The Ministry of Foreign Affairs and Trade has voiced its frustration over the unsolved killing of a New Zealand woman.
Lynn Howie and her British partner Mark De Salis were murdered as they picnicked on a Libyan beach a year ago. Investigators described the shooting as an execution.
MFat said it was frustrated at the investigation's lack of progress, compounded by the country's unstable political environment.
"The New Zealand Government has consistently called on the relevant authorities to fully investigate the deaths," an MFat spokesman told the Herald on Sunday.
"While we hope that those responsible will be brought to justice we acknowledge the obvious challenges any police investigation in Libya faces, including a very difficult security environment."
Howie and De Salis were killed on January 2 last year near the tourist city Sabratha in what the coroner at an inquest into De Salis' death described as a "totally motiveless killing".

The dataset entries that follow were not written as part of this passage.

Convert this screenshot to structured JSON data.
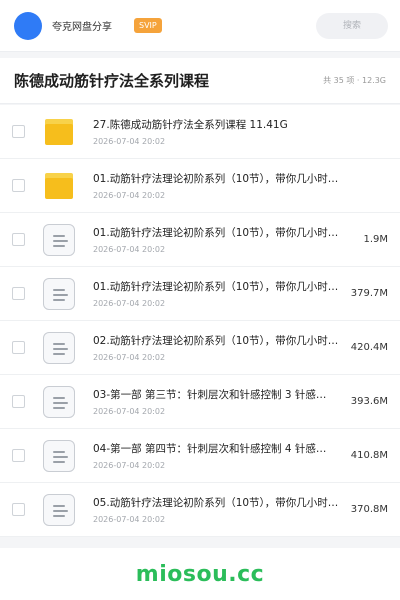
{
  "header": {
    "username": "夸克网盘分享",
    "badge": "SVIP",
    "search_placeholder": "搜索"
  },
  "folder": {
    "title": "陈德成动筋针疗法全系列课程",
    "summary": "共 35 项 · 12.3G"
  },
  "files": [
    {
      "type": "folder",
      "icon": "folder-icon",
      "name": "27.陈德成动筋针疗法全系列课程 11.41G",
      "date": "2026-07-04 20:02",
      "size": ""
    },
    {
      "type": "folder",
      "icon": "folder-icon",
      "name": "01.动筋针疗法理论初阶系列（10节），带你几小时…",
      "date": "2026-07-04 20:02",
      "size": ""
    },
    {
      "type": "file",
      "icon": "document-icon",
      "name": "01.动筋针疗法理论初阶系列（10节），带你几小时…",
      "date": "2026-07-04 20:02",
      "size": "1.9M"
    },
    {
      "type": "file",
      "icon": "document-icon",
      "name": "01.动筋针疗法理论初阶系列（10节），带你几小时…",
      "date": "2026-07-04 20:02",
      "size": "379.7M"
    },
    {
      "type": "file",
      "icon": "document-icon",
      "name": "02.动筋针疗法理论初阶系列（10节），带你几小时…",
      "date": "2026-07-04 20:02",
      "size": "420.4M"
    },
    {
      "type": "file",
      "icon": "document-icon",
      "name": "03-第一部 第三节：针刺层次和针感控制 3 针感…",
      "date": "2026-07-04 20:02",
      "size": "393.6M"
    },
    {
      "type": "file",
      "icon": "document-icon",
      "name": "04-第一部 第四节：针刺层次和针感控制 4 针感…",
      "date": "2026-07-04 20:02",
      "size": "410.8M"
    },
    {
      "type": "file",
      "icon": "document-icon",
      "name": "05.动筋针疗法理论初阶系列（10节），带你几小时…",
      "date": "2026-07-04 20:02",
      "size": "370.8M"
    }
  ],
  "watermark": "miosou.cc",
  "colors": {
    "accent": "#2f7bf6",
    "badge": "#f5a33b",
    "folder": "#f6be1c",
    "watermark": "#2bbd5a"
  }
}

Howie, a 46-year-old health worker from Wellington, was visiting Libya to see where her partner had worked for the past six years, first at an oil and gas company and then at an engineering firm.
They were going to visit the United Kingdom before travelling to New Zealand where they planned to live together.
During De Salis's inquest, Coroner Tom Osborne said both were shot in the back of the head, the BBC reported.
"It seems Mark was working to restore infrastructure in Libya. It was unfortunate he was in the wrong place at the wrong time."
In March, MFat said it had received assurances from Libyan authorities that the deaths would be fully investigated.
But a close associate of De Salis said at the time that even if the authorities knew who was responsible, police might never be able to arrest the killers.
"Even if they knew who the party or the group were, they can't really do anything because everyone's armed here.
"If the police go and arrest somebody, the next day there's a retaliation and all of a sudden some policeman gets kidnapped."
Since despot Muammar Gaddafi was ousted following a popular uprising in 2011, tensions between nationalists and Islamists have stymied attempts to produce a stable government in Libya.